Even on the back half of the disc the band still manage to pack in two or three more fast songs, so that those speedier numbers make up the majority of Lyijy, amongst the wrist-cutting slower songs. Lyijy bounces between two moods, one of full-on aggression and another of full-on depression — one often the result of the other. It is an album dedicated to self-destructive habits, a theme that Poisonblack have often played with. They’re not a very subtle about it either, especially when you have a song entitled “Maybe Life Is Not For Everyone” laying there on the track list, that tune being one of the only slower songs on the front part of Lyijy, one suitable to prepare you for songs such as “Them Walls”.

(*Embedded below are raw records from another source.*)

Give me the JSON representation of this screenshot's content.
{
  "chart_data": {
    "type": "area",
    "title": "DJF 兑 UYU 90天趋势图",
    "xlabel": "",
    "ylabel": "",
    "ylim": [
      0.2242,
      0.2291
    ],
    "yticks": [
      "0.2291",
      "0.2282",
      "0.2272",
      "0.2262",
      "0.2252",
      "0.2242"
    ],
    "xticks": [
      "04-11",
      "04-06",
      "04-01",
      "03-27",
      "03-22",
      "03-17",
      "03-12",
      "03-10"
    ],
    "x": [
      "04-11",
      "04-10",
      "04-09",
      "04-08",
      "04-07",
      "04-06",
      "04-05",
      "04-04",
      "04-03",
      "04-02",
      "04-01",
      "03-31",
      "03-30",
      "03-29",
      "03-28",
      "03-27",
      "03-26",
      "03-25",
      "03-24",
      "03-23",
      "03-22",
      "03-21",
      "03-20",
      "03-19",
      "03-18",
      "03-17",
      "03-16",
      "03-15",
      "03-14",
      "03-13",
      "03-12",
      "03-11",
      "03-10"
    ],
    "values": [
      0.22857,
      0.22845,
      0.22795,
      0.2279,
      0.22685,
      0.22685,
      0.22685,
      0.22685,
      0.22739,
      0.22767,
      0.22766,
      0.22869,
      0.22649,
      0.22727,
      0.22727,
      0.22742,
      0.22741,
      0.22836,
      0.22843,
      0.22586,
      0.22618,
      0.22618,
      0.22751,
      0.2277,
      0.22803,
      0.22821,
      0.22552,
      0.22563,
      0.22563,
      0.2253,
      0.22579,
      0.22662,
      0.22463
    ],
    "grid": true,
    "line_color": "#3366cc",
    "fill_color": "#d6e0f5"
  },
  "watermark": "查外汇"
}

Lyijy represents a new high mark for the band, ranking right up there with Dead Heavy Day, which is great given the slight sense of fatigue that was slowly encroaching after Drive. Maybe the group have realized that they are at their best when they’re doing the fast and self-destructive songwriting. It’s not a metal disc by any means, but it rocks super-hard and is capable of triggering some serious headbanging anyway. It’s hard not to sing along with each song even though some of them make you feel absolutely disgusting afterwords; the lyrics are voiced so earnestly that you can’t help but feel that the protagonist of each song is deadly serious about what he’s saying. You might fault the band for essentially writing what feels like the darker, evil shadow of A Dead Heavy Day, but this sort of aggression and songwriting style is where Poisonblack excel. It’s as if they finally found the even middle ground between Drive and Of Rust And Bones and then went, “Yeah, but what if it drank a lot by itself and constantly held a gun to its head” – and that is what Lyijy is.
Here at NO CLEAN SINGING we normally cover crushingly heavy stuff while occasionally reaching outside of that spectrum, with the idea that “If the music is really good, people will appreciate it,” and Lyijy is one of those cases. It’s not super-heavy metal, but it is a really good blues-rock album with a really heavy, self-loathing stomp and it is one worth looking into if you’re fatigued from the endless array of blast beats and shrieks with which we normally supply you.
https://www.facebook.com/pages/Poisonblack/11232455756
http://www.poisonblack.com/site/
good tight, full throttle rock. not an album that i would pick up, but if it came on the car radio i would crank it till the windows rattled
the album is amazing. Poisonblack never fails to get my attention. They are one of the most unique bands I have ever listened too with great lyrics. I just wish they were more popular around the US! Great article!
Such a great album. I’ve been following these guys since their fisrt album and they surprise me at each new release. I like Lyijy’s atmosphere too and I do not agree that Drive is a caricature (except for the first song, Piston Head). Anyway, thanks for the review! I’ve been looking for some review in English. Most of them are in Finnish. Cheers from Brazil!